Dobbiamo cambiare ancora la TV? Cosa sta per succedere in Italia

Addio al vecchio codificatore MPEG-2: il Digitale terrestre sarà trasmesso nelle TV attraverso un nuovo standard minimo

La rivoluzione tecnologica continua a trasformare la televisione. Ormai da tempo l’ondata di “switch off” ha preso il sopravvento sui piccoli schermi presenti nelle case di milioni di italiani, che dal DVB-T standard stanno gradualmente passando al DVB-T2, vale a dire il Digitale terrestre di seconda generazione basato sul codec HEVC-Main10 (ne abbiamo parlato qui).

La data del 21 dicembre 2022 segnerà un nuovo step importante nella modernizzazione della trasmissione dei canali: esso prevede la transizione definitiva dal vecchio codificatore MPEG-2, nato nel 1994, a quello standard MPEG-4. In tanti iniziano dunque a chiedersi se dovranno cambiare il proprio televisore per continuare a sintonizzarsi alle emittenti nazionali e locali.

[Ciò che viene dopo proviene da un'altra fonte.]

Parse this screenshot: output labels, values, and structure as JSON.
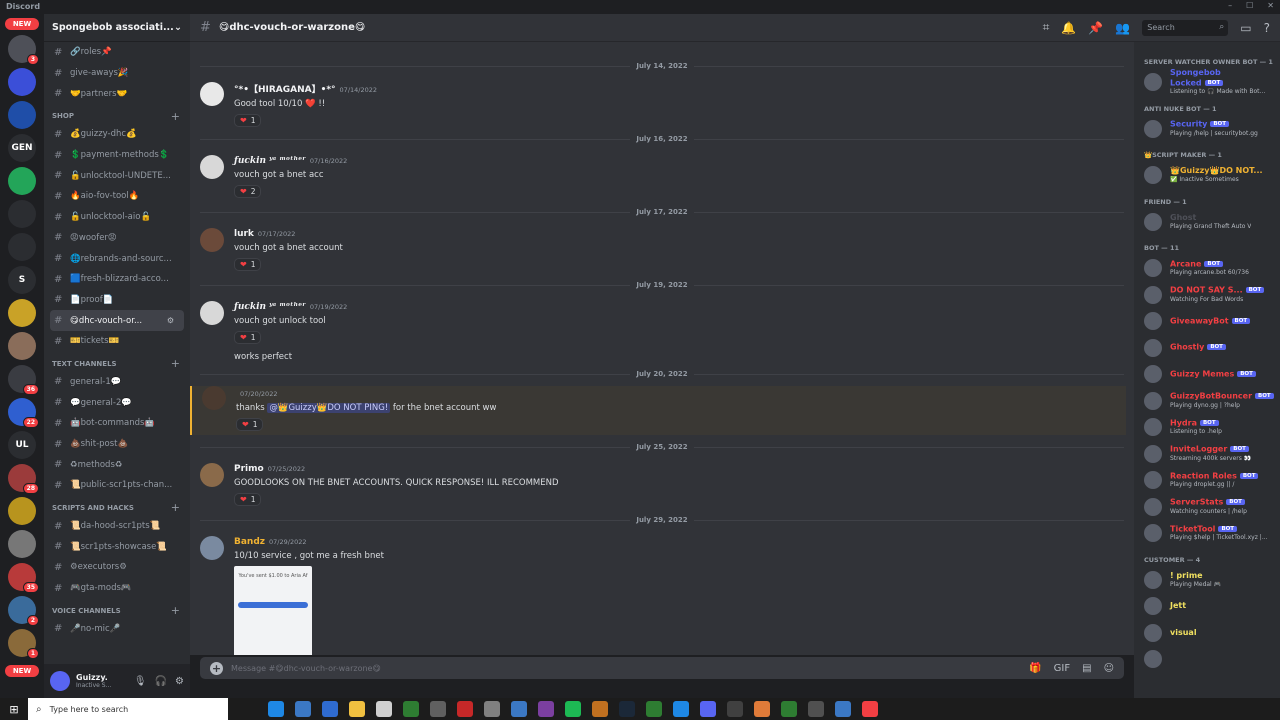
{
  "window": {
    "app_name": "Discord",
    "min": "–",
    "max": "☐",
    "close": "✕"
  },
  "servers": {
    "new_label": "NEW",
    "items": [
      {
        "label": "",
        "color": "#4e5058",
        "badge": "3"
      },
      {
        "label": "",
        "color": "#3b4fd8",
        "badge": ""
      },
      {
        "label": "",
        "color": "#1f4ea8",
        "badge": ""
      },
      {
        "label": "GEN",
        "color": "#2b2d31",
        "badge": ""
      },
      {
        "label": "",
        "color": "#23a559",
        "badge": ""
      },
      {
        "label": "",
        "color": "#2b2d31",
        "badge": ""
      },
      {
        "label": "",
        "color": "#2b2d31",
        "badge": ""
      },
      {
        "label": "S",
        "color": "#2b2d31",
        "badge": ""
      },
      {
        "label": "",
        "color": "#c9a227",
        "badge": ""
      },
      {
        "label": "",
        "color": "#8a6d5a",
        "badge": ""
      },
      {
        "label": "",
        "color": "#3a3c42",
        "badge": "36"
      },
      {
        "label": "",
        "color": "#2f5fd0",
        "badge": "22"
      },
      {
        "label": "UL",
        "color": "#2b2d31",
        "badge": ""
      },
      {
        "label": "",
        "color": "#9b3b3b",
        "badge": "28"
      },
      {
        "label": "",
        "color": "#b8941e",
        "badge": ""
      },
      {
        "label": "",
        "color": "#777777",
        "badge": ""
      },
      {
        "label": "",
        "color": "#b83a3a",
        "badge": "35"
      },
      {
        "label": "",
        "color": "#3a6b9b",
        "badge": "2"
      },
      {
        "label": "",
        "color": "#8a6a3a",
        "badge": "1"
      }
    ],
    "new_bottom": "NEW"
  },
  "guild": {
    "name": "Spongebob associati..."
  },
  "channels": {
    "top": [
      {
        "name": "🔗roles📌"
      },
      {
        "name": "give-aways🎉"
      },
      {
        "name": "🤝partners🤝"
      }
    ],
    "shop_label": "SHOP",
    "shop": [
      {
        "name": "💰guizzy-dhc💰"
      },
      {
        "name": "💲payment-methods💲"
      },
      {
        "name": "🔓unlocktool-UNDETE..."
      },
      {
        "name": "🔥aio-fov-tool🔥"
      },
      {
        "name": "🔓unlocktool-aio🔓"
      },
      {
        "name": "😡woofer😡"
      },
      {
        "name": "🌐rebrands-and-sourc..."
      },
      {
        "name": "🟦fresh-blizzard-acco..."
      },
      {
        "name": "📄proof📄"
      },
      {
        "name": "😋dhc-vouch-or..."
      },
      {
        "name": "🎫tickets🎫"
      }
    ],
    "text_label": "TEXT CHANNELS",
    "text": [
      {
        "name": "general-1💬"
      },
      {
        "name": "💬general-2💬"
      },
      {
        "name": "🤖bot-commands🤖"
      },
      {
        "name": "💩shit-post💩"
      },
      {
        "name": "♻methods♻"
      },
      {
        "name": "📜public-scr1pts-chan..."
      }
    ],
    "scripts_label": "SCRIPTS AND HACKS",
    "scripts": [
      {
        "name": "📜da-hood-scr1pts📜"
      },
      {
        "name": "📜scr1pts-showcase📜"
      },
      {
        "name": "⚙executors⚙"
      },
      {
        "name": "🎮gta-mods🎮"
      }
    ],
    "voice_label": "VOICE CHANNELS",
    "voice": [
      {
        "name": "🎤no-mic🎤"
      }
    ]
  },
  "user": {
    "name": "Guizzy.",
    "status": "Inactive S..."
  },
  "header": {
    "channel": "😋dhc-vouch-or-warzone😋",
    "search_placeholder": "Search"
  },
  "messages": [
    {
      "date": "July 14, 2022",
      "user": "°*•【HIRAGANA】•*°",
      "ts": "07/14/2022",
      "text": "Good tool 10/10 ❤️ !!",
      "reaction": "1",
      "avatar": "#e8e8e8"
    },
    {
      "date": "July 16, 2022",
      "user": "ƒuckin ʸᵃ ᵐᵒᵗʰᵉʳ",
      "ts": "07/16/2022",
      "text": "vouch got a bnet acc",
      "reaction": "2",
      "avatar": "#d8d8d8"
    },
    {
      "date": "July 17, 2022",
      "user": "lurk",
      "ts": "07/17/2022",
      "text": "vouch got a bnet account",
      "reaction": "1",
      "avatar": "#6b4a3a"
    },
    {
      "date": "July 19, 2022",
      "user": "ƒuckin ʸᵃ ᵐᵒᵗʰᵉʳ",
      "ts": "07/19/2022",
      "text": "vouch got unlock tool",
      "reaction": "1",
      "text2": "works perfect",
      "avatar": "#d8d8d8"
    },
    {
      "date": "July 20, 2022",
      "user": "",
      "ts": "07/20/2022",
      "text_pre": "thanks ",
      "mention": "@👑Guizzy👑DO NOT PING!",
      "text_post": " for the bnet account ww",
      "reaction": "1",
      "avatar": "#4a3a30"
    },
    {
      "date": "July 25, 2022",
      "user": "Primo",
      "ts": "07/25/2022",
      "text": "GOODLOOKS ON THE BNET ACCOUNTS. QUICK RESPONSE! ILL RECOMMEND",
      "reaction": "1",
      "avatar": "#8a6a4a"
    },
    {
      "date": "July 29, 2022",
      "user": "Bandz",
      "ts": "07/29/2022",
      "text": "10/10 service , got me a fresh bnet",
      "attach_text": "You've sent $1.00 to Aria Af",
      "avatar": "#7a8aa0"
    }
  ],
  "composer": {
    "placeholder": "Message #😋dhc-vouch-or-warzone😋"
  },
  "members": {
    "groups": [
      {
        "label": "SERVER WATCHER OWNER BOT — 1",
        "items": [
          {
            "name": "Spongebob Locked",
            "status": "Listening to 🎧 Made with Bot...",
            "bot": "BOT",
            "color": "#5865f2"
          }
        ]
      },
      {
        "label": "ANTI NUKE BOT — 1",
        "items": [
          {
            "name": "Security",
            "status": "Playing /help | securitybot.gg",
            "bot": "BOT",
            "color": "#5865f2"
          }
        ]
      },
      {
        "label": "👑SCRIPT MAKER — 1",
        "items": [
          {
            "name": "👑Guizzy👑DO NOT...",
            "status": "✅ Inactive Sometimes",
            "bot": "",
            "color": "#f0b232"
          }
        ]
      },
      {
        "label": "FRIEND — 1",
        "items": [
          {
            "name": "Ghost",
            "status": "Playing Grand Theft Auto V",
            "bot": "",
            "color": "#4e5058"
          }
        ]
      },
      {
        "label": "BOT — 11",
        "items": [
          {
            "name": "Arcane",
            "status": "Playing arcane.bot 60/736",
            "bot": "BOT",
            "color": "#f23f43"
          },
          {
            "name": "DO NOT SAY S...",
            "status": "Watching For Bad Words",
            "bot": "BOT",
            "color": "#f23f43"
          },
          {
            "name": "GiveawayBot",
            "status": "",
            "bot": "BOT",
            "color": "#f23f43"
          },
          {
            "name": "Ghostly",
            "status": "",
            "bot": "BOT",
            "color": "#f23f43"
          },
          {
            "name": "Guizzy Memes",
            "status": "",
            "bot": "BOT",
            "color": "#f23f43"
          },
          {
            "name": "GuizzyBotBouncer",
            "status": "Playing dyno.gg | ?help",
            "bot": "BOT",
            "color": "#f23f43"
          },
          {
            "name": "Hydra",
            "status": "Listening to .help",
            "bot": "BOT",
            "color": "#f23f43"
          },
          {
            "name": "InviteLogger",
            "status": "Streaming 400k servers 👀",
            "bot": "BOT",
            "color": "#f23f43"
          },
          {
            "name": "Reaction Roles",
            "status": "Playing droplet.gg || /",
            "bot": "BOT",
            "color": "#f23f43"
          },
          {
            "name": "ServerStats",
            "status": "Watching counters | /help",
            "bot": "BOT",
            "color": "#f23f43"
          },
          {
            "name": "TicketTool",
            "status": "Playing $help | TicketTool.xyz |...",
            "bot": "BOT",
            "color": "#f23f43"
          }
        ]
      },
      {
        "label": "CUSTOMER — 4",
        "items": [
          {
            "name": "! prime",
            "status": "Playing Medal 🎮",
            "bot": "",
            "color": "#f0e060"
          },
          {
            "name": "Jett",
            "status": "",
            "bot": "",
            "color": "#f0e060"
          },
          {
            "name": "visual",
            "status": "",
            "bot": "",
            "color": "#f0e060"
          },
          {
            "name": "",
            "status": "",
            "bot": "",
            "color": "#f0e060"
          }
        ]
      }
    ]
  },
  "taskbar": {
    "search_placeholder": "Type here to search",
    "apps": [
      "#1e88e5",
      "#3b78c4",
      "#2f6bd0",
      "#f0c040",
      "#d0d0d0",
      "#2e7d32",
      "#606060",
      "#c62828",
      "#808080",
      "#3b78c4",
      "#7b3fa0",
      "#1db954",
      "#c07020",
      "#1b2838",
      "#2e7d32",
      "#1e88e5",
      "#5865f2",
      "#404040",
      "#e07b39",
      "#2e7d32",
      "#505050",
      "#3b78c4",
      "#f23f43"
    ]
  }
}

Digitale terrestre, dal MPEG-2 al MPEG-4

Il codec MPEG-2 è diventato obsoleto. Fino al 20 dicembre la maggior parte dei canali sarà ancora tramessa sia attraverso questa modalità che in quella MPEG-4, più recente ma comunque già superata dal nuovo HEVC-Main10.
Poi il codificatore più vecchio sarà messo definitivamente da parte. Già nel corso dell’estate i canali trasmessi in MPEG-2 e bassa risoluzione (SD) erano stati spostati dal 500 in avanti. Quelli in MPEG-4 e alta definizione (HD) erano stati inseriti dal 100 in poi.

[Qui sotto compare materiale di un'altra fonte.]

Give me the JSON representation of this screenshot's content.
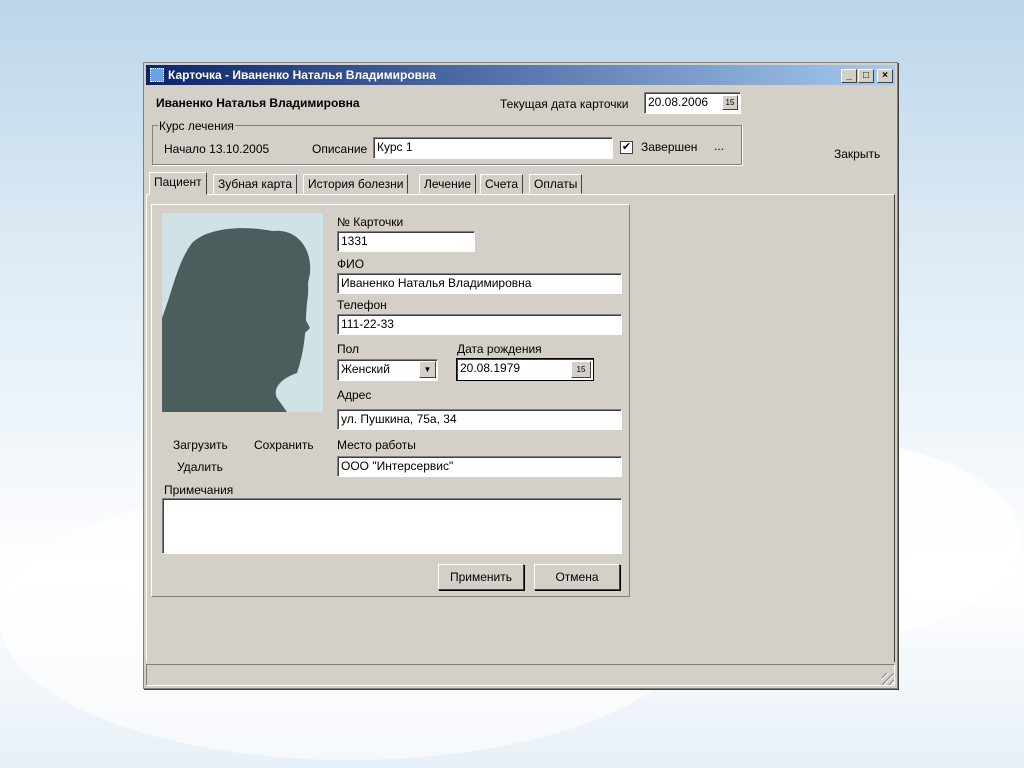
{
  "window": {
    "title": "Карточка - Иваненко Наталья Владимировна",
    "min": "_",
    "max": "□",
    "close": "×"
  },
  "header": {
    "patient_name": "Иваненко Наталья Владимировна",
    "current_date_label": "Текущая дата карточки",
    "current_date": "20.08.2006",
    "calendar_icon": "15",
    "close_label": "Закрыть"
  },
  "course": {
    "group_label": "Курс лечения",
    "start": "Начало 13.10.2005",
    "description_label": "Описание",
    "description": "Курс 1",
    "completed_label": "Завершен",
    "completed": true,
    "more": "..."
  },
  "tabs": [
    "Пациент",
    "Зубная карта",
    "История болезни",
    "Лечение",
    "Счета",
    "Оплаты"
  ],
  "patient": {
    "card_no_label": "№ Карточки",
    "card_no": "1331",
    "fio_label": "ФИО",
    "fio": "Иваненко Наталья Владимировна",
    "phone_label": "Телефон",
    "phone": "111-22-33",
    "sex_label": "Пол",
    "sex": "Женский",
    "birth_label": "Дата рождения",
    "birth": "20.08.1979",
    "calendar_icon": "15",
    "address_label": "Адрес",
    "address": "ул. Пушкина, 75а, 34",
    "work_label": "Место работы",
    "work": "ООО \"Интерсервис\"",
    "notes_label": "Примечания",
    "notes": "",
    "photo_load": "Загрузить",
    "photo_save": "Сохранить",
    "photo_delete": "Удалить",
    "apply": "Применить",
    "cancel": "Отмена"
  }
}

A partire dal 21 dicembre i canali in MPEG-2 SD saranno cancellati una volta per tutte: per fare un esempio, al numero 501 non ci sarà più Rai 1 a bassa definizione e al 505 non ci sarà più Canale 5 a bassa definizione. Il passaggio definitivo al MPEG-4 è stato imposto dal Ministero dello Sviluppo Economico per garantire una maggiore efficienza nella sintonizzazione: questo codec permette di far entrare nella stessa quantità di onde radio più canali televisivi, poiché meglio compressi.

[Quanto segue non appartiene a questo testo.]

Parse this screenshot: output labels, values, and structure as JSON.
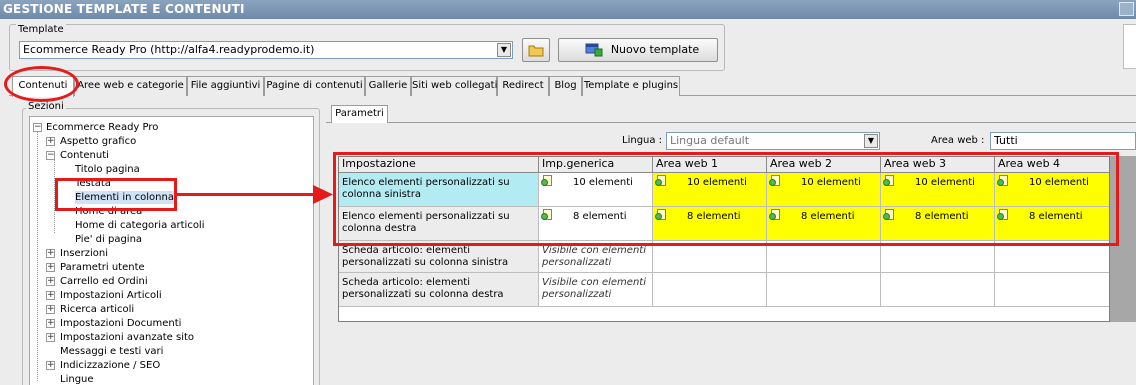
{
  "window": {
    "title": "GESTIONE TEMPLATE E CONTENUTI"
  },
  "template": {
    "label": "Template",
    "selected": "Ecommerce Ready Pro (http://alfa4.readyprodemo.it)",
    "new_button": "Nuovo template"
  },
  "tabs": [
    "Contenuti",
    "Aree web e categorie",
    "File aggiuntivi",
    "Pagine di contenuti",
    "Gallerie",
    "Siti web collegati",
    "Redirect",
    "Blog",
    "Template e plugins"
  ],
  "sections": {
    "label": "Sezioni",
    "tree": [
      "Ecommerce Ready Pro",
      "Aspetto grafico",
      "Contenuti",
      "Titolo pagina",
      "Testata",
      "Elementi in colonna",
      "Home di area",
      "Home di categoria articoli",
      "Pie' di pagina",
      "Inserzioni",
      "Parametri utente",
      "Carrello ed Ordini",
      "Impostazioni Articoli",
      "Ricerca articoli",
      "Impostazioni Documenti",
      "Impostazioni avanzate sito",
      "Messaggi e testi vari",
      "Indicizzazione / SEO",
      "Lingue"
    ]
  },
  "params": {
    "tab": "Parametri",
    "lingua_label": "Lingua :",
    "lingua_value": "Lingua default",
    "area_label": "Area web :",
    "area_value": "Tutti"
  },
  "grid": {
    "headers": [
      "Impostazione",
      "Imp.generica",
      "Area web 1",
      "Area web 2",
      "Area web 3",
      "Area web 4"
    ],
    "rows": [
      {
        "label": "Elenco elementi personalizzati su colonna sinistra",
        "generic": "10 elementi",
        "areas": [
          "10 elementi",
          "10 elementi",
          "10 elementi",
          "10 elementi"
        ]
      },
      {
        "label": "Elenco elementi personalizzati su colonna destra",
        "generic": "8 elementi",
        "areas": [
          "8 elementi",
          "8 elementi",
          "8 elementi",
          "8 elementi"
        ]
      },
      {
        "label": "Scheda articolo: elementi personalizzati su colonna sinistra",
        "generic": "Visibile con elementi personalizzati"
      },
      {
        "label": "Scheda articolo: elementi personalizzati su colonna destra",
        "generic": "Visibile con elementi personalizzati"
      }
    ]
  },
  "colors": {
    "annotation": "#e51b1b",
    "highlight_yellow": "#ffff00",
    "selected_cyan": "#b3ebf3"
  }
}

Alcune delle frequenze utilizzate per anni dalla TV sono già state vendute all’asta agli operatori telefonici per il 5G, nell’ambito del cosiddetto processo di “refarming”. E le frequenze rimaste saranno usate esclusivamente per trasmissioni in MPEG-4 HD.

Cambiare la TV: sì o no?

Gli italiani dovranno cambiare televisore solo nei casi più estremi. Se fino ad oggi è stato possibile sintonizzarsi senza problemi ai canali Rai, Mediaset e La7 compresi tra il 101 e il 107 (HD) allora dal 21 dicembre non si avrà alcun tipo di problema.

Al contrario, se per vedere questi canali ci si è dovuti spostare dal 501 in poi (SD) significa che la TV o il decoder esterno non sono compatibili con il codec MPEG-4. Questo comporta che per sintonizzarsi all’alta definizione occorre acquistare un nuovo e moderno apparecchio.

C’è da dire comunque che con la recente diffusione delle Smart TV in Italia il numero di televisori da cambiare dovrebbe essere abbastanza limitato.

Qui abbiamo parlato della privacy a rischio con le Smart TV.

Al via la sperimentazione sul DVB-I

Le novità che interesseranno i piccoli schermi non sono finite qui. Mediaset ha già annunciato che a partire dall’aprile 2023 saranno avviati i test su un nuovo standard di trasmissione in Digitale terrestre non più in onde radio ma via internet. Si tratta del DVB-I, a cui starebbe già lavorando anche la Rai.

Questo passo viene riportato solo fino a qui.